Tanya Tagaq vit avec cette particularité : elle est la seule à faire ce qu’elle fait.
Artiste moderne transcendant un chant ancien, Tanya Tagaq parcourt le monde. Elle époustoufle par ses prestations et ses collaborations planétaires, mais reprend son souffle dans la capitale ténoise.
Yellowknife, une ville de circonstances où elle a étudié après avoir grandi à Cambridge Bay. Elle y vit, y peint, mais s’incorpore peu à la dynamique communautaire. Alors qu’elle aimerait entreprendre des projets musicaux, elle illustre son absence d’implication musicale dans le Nord par une image très naturelle : « C’est comme s’il y avait une rivière qui coulait et qu’un barrage obstruait sa course. Je pense que la rivière peut s’écouler librement ici aussi », affirme-t-elle. Elle avoue faire des choses qui la soignent et qui la font se sentir bien. « Je ne fais pas les choses pour les autres », dit-elle en signalant que cuisiner un omble arctique et l’apporter au foyer des sans-abris est l’une des choses qui lui fait du bien, car elle sait que ces personnes peuvent sentir son amour dans leur estomac.

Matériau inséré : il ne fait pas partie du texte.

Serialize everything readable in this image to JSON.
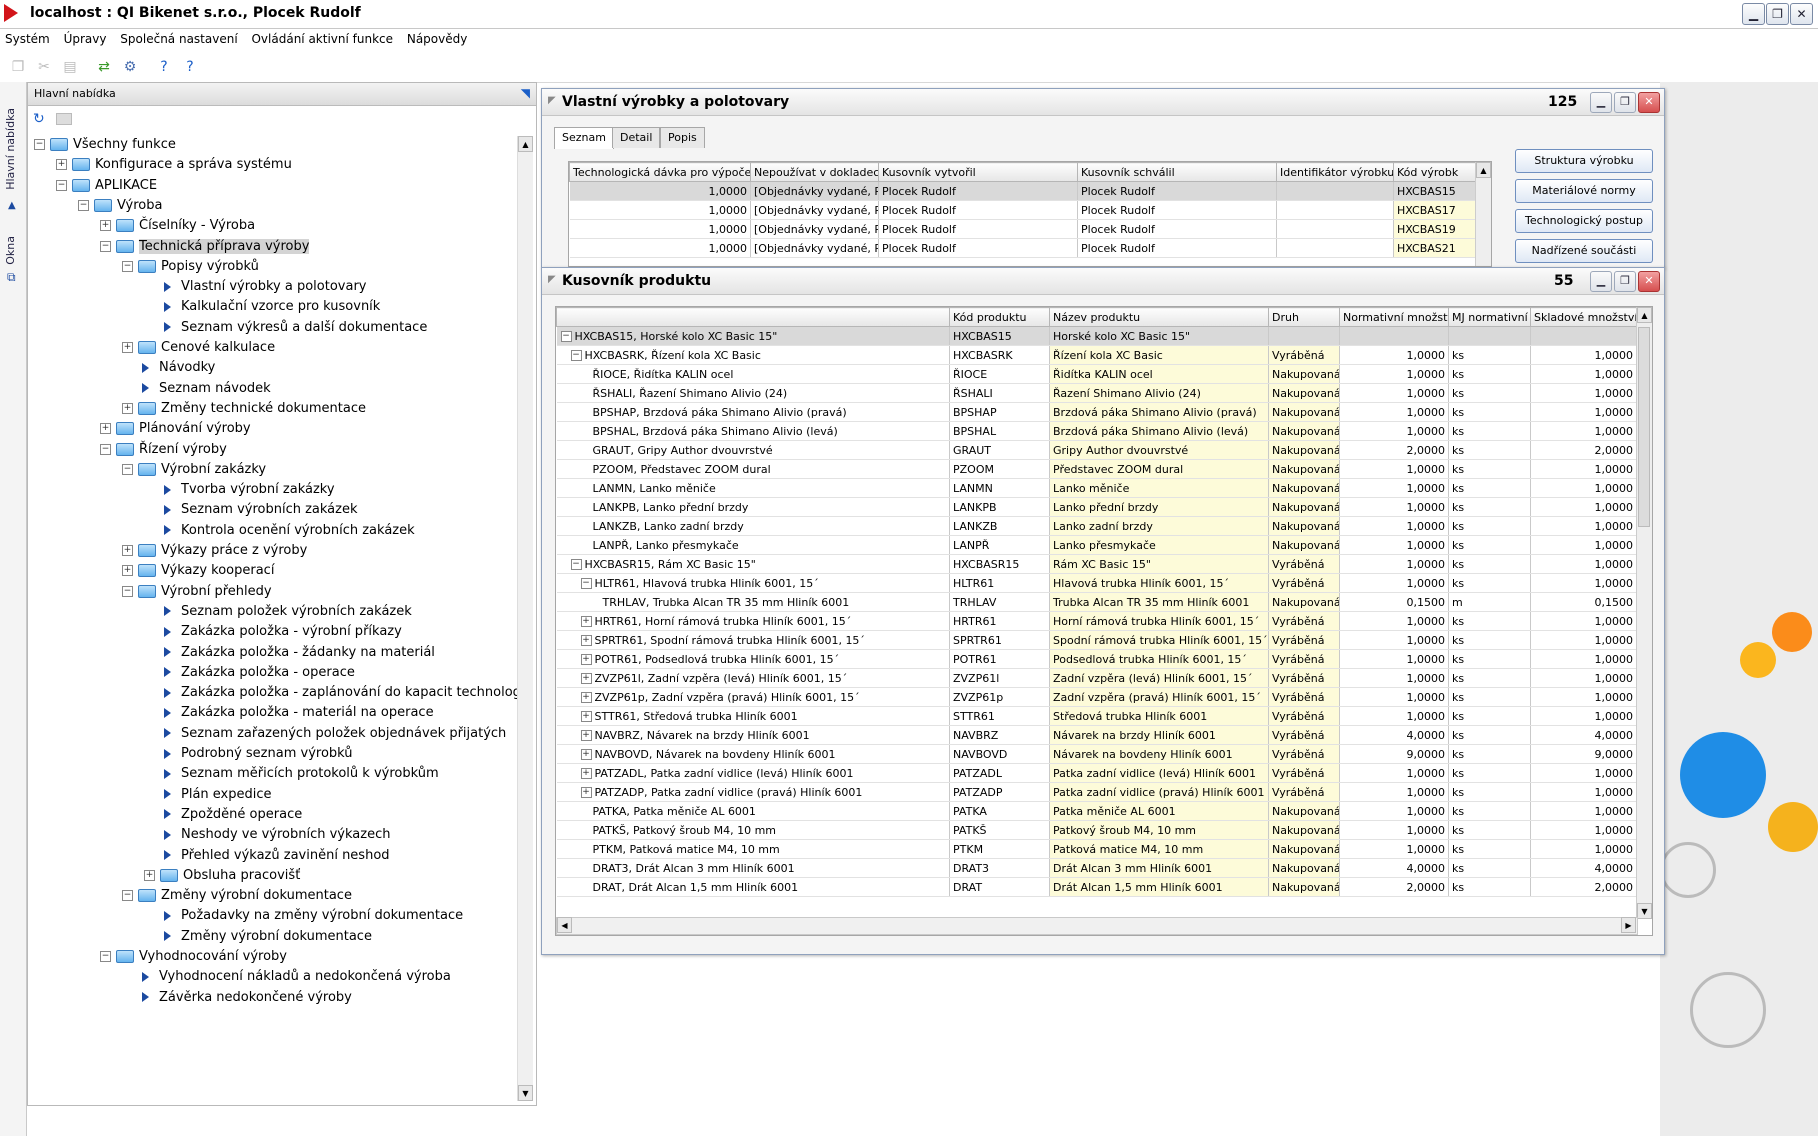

Restant très culinaire, Tanya Tagaq estime que lorsqu’elle collabore avec d’autres artistes, c’est comme si elle concoctait une soupe avec eux, incorporant ses ingrédients aux leurs en suivant parfois une recette : « Ça m’apporte des idées neuves ». Elle réalise que les gens qui touillent cette soupe avec elle veulent le faire pour elle, ce qu’elle est et ce qu’elle représente. « J’ai toujours été étrange, dans ma communauté comme sur la Terre », convient-elle, se rappelant jouer sur la plage avec des roches, alors qu’elle avait cinq ans, et sentir la totalité du ciel et de la terre circuler par son corps tel un tube.
Se décrivant comme un conduit où l’immensité de son océan interne peut transiter par sa gorge et s’exprimer dans l’environnement, l’artiste arctique relate qu’un troisième album serait totalement différent des autres, mais empreint du même cœur. « Le chant de gorge est très percussif, il me semble que c’est naturel. Il me paraît aussi naturel de le mixer avec quelque chose qui lui donne amour, sensation, direction. J’utilise la rythmique électronique, car pour moi la percussion et la ligne de basse créent la colonne vertébrale de la musique. Ainsi, il existe une plate-forme, et ma voix peut aller au-dessus de cette plate-forme, s’incorporer dans la colonne vertébrale ou se placer entre les deux, je suis libre », insiste-t-elle.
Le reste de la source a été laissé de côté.